IBM has made developments in fusing AI and Quantum Computing. The field of quantum computing is rapidly evolving, with a growing focus on how these powerful machines can integrate with classical computing systems. Quantum computers hold immense potential as accelerators for complex calculations that even the most advanced supercomputers struggle with. Classical computers play a crucial role in pre- and post-processing stages of quantum algorithms, managing errors, refining results, and overseeing the entire processing task. Similar to the growing application of AI in various sectors, it’s natural to explore how AI can enhance quantum computing capabilities. Several companies are actively pursuing this goal.
While often used interchangeably, AI and quantum computing are different technologies. AI involves training and utilizing neural network models on classical computing platforms powered by CPUs, GPUs, and other traditional processing elements. Quantum computers, on the other hand, leverage alternative architectures like superconducting qubits to tackle highly complex problems using the principles of quantum mechanics. Despite their differences in hardware, software, and infrastructure, the integration of these two technologies is gaining traction, particularly to benefit quantum computing advancements.
IBM: A Leader in Quantum and AI
IBM stands out as a leader in the quantum computing race, continuously pushing the boundaries in hardware, software, and system technologies. They have already deployed functional quantum computers worldwide. Additionally, IBM is a powerhouse in the realm of AI with its renowned watsonx platform, known for its accomplishments since its 2011 Jeopardy win. Watsonx has since transformed into a scalable enterprise platform, encompassing AI studio, data management, governance, and assistant solutions. Now, IBM is bringing these two domains together to propel quantum computing and accelerate its widespread adoption.
How IBM is Integrating AI into Quantum Computing
In a recent discussion, IBM explained how they are incorporating AI technology into their Qiskit software to improve the user-friendliness of the SDK tools and OpenQASM3 (a quantum assembly language). They are utilizing their watsonx generative AI platform, powered by the company’s Granite AI model, to create digital assistants that provide developer support and quantum code assistance.

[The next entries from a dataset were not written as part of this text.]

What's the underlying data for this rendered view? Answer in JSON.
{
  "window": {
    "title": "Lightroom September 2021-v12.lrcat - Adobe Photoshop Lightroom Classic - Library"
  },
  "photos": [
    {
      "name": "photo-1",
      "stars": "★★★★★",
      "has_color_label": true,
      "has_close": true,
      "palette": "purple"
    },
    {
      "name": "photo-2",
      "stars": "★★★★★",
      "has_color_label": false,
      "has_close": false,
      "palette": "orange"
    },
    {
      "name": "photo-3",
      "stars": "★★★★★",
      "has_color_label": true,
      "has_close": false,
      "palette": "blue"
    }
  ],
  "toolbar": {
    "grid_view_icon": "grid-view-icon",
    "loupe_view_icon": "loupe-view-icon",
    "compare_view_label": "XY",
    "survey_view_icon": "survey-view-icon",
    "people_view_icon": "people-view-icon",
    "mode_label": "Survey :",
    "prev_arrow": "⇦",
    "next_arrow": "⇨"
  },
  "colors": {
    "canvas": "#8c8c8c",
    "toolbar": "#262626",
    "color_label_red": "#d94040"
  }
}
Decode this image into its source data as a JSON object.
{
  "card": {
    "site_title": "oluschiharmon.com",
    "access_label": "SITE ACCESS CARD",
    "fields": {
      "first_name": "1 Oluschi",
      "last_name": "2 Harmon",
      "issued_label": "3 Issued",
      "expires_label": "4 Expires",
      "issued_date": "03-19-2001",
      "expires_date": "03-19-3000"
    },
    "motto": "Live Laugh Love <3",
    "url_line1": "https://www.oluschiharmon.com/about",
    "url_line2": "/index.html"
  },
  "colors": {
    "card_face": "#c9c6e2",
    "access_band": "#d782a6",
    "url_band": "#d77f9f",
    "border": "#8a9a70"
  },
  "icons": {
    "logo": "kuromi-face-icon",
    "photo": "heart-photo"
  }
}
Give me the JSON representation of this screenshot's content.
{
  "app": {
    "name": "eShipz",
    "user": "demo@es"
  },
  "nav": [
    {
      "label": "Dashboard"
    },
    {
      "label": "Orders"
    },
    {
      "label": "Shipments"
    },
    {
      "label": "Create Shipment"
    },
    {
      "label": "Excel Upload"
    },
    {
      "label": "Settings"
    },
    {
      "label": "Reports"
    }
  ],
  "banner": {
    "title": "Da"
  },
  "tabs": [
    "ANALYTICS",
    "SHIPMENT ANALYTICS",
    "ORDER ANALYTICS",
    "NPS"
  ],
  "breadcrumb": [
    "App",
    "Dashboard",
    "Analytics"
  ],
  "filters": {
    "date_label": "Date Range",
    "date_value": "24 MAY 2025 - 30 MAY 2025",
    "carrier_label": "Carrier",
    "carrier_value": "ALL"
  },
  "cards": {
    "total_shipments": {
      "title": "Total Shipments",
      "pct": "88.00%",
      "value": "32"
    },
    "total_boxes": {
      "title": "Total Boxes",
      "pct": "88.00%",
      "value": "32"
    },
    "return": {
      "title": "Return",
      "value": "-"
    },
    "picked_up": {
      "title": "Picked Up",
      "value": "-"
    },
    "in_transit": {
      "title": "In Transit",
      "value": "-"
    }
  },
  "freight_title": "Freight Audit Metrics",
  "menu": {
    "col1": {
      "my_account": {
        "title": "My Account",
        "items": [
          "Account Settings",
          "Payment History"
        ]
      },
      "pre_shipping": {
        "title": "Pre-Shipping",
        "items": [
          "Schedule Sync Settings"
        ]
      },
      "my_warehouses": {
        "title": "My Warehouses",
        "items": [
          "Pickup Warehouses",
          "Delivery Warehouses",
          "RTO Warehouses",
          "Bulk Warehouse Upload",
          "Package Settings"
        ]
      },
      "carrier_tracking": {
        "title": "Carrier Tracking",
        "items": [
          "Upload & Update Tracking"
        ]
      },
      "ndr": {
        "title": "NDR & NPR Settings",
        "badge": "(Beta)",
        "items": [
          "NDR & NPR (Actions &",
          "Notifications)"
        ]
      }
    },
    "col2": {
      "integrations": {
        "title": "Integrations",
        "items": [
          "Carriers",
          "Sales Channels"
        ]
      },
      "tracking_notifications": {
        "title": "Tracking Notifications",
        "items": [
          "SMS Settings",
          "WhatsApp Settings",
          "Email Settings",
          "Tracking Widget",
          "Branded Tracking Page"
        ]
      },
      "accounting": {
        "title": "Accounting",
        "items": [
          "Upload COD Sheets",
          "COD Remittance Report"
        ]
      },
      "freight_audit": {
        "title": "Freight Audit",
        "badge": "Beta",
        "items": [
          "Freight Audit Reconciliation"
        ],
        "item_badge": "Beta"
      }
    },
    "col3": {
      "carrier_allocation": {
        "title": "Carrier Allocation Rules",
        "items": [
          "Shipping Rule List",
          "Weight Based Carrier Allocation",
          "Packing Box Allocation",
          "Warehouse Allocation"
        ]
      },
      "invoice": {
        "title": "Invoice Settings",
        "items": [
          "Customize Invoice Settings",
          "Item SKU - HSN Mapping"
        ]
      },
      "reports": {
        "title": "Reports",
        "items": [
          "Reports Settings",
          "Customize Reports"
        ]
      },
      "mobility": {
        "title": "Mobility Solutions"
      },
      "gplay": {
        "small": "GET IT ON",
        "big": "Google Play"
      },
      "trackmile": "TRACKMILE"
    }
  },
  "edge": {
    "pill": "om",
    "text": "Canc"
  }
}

IBM is actively researching and developing new AI models to bolster other critical aspects. This includes circuit optimization, resource management, and improved error suppression, mitigation, and correction. The company also introduced of the Qiskit Code Assistant service with a Visual Studio Extension. They also plan to launch two quantum chatbots. One catering to developers and another for general users of IBM Quantum services.
AI-powered Enhancements
Circuit optimization is one area where AI models can be embedded as plugins within the Qiskit SDK through a transpiler service or combined with heuristic methods. According to IBM, this transpiler service facilitates superior mapping of abstract circuits to quantum ISA circuits, resulting in significant improvements:
- Up to 40% reduction in circuit size
- Enhanced circuit quality
- Processing speed improvements ranging from 2x to 5x
For resource management, IBM is developing AI solutions to:
- More accurately estimate quantum runtime
- Identify workloads with a high probability of failure
- Partition circuits for parallel processing, optimizing the utilization of both classical and quantum resources. This approach involves leveraging AI supercomputers.
The Road Ahead for Quantum Computing
IBM’s ambitious roadmap targets100 million gates by the end of this decade and 1 billion gates by 2033. This progress could speed up the emergence of heterogeneous data centers by the end of the decade. It can seamlessly combine the power of cutting-edge CPUs, AI accelerators, and QPUs (quantum processing units).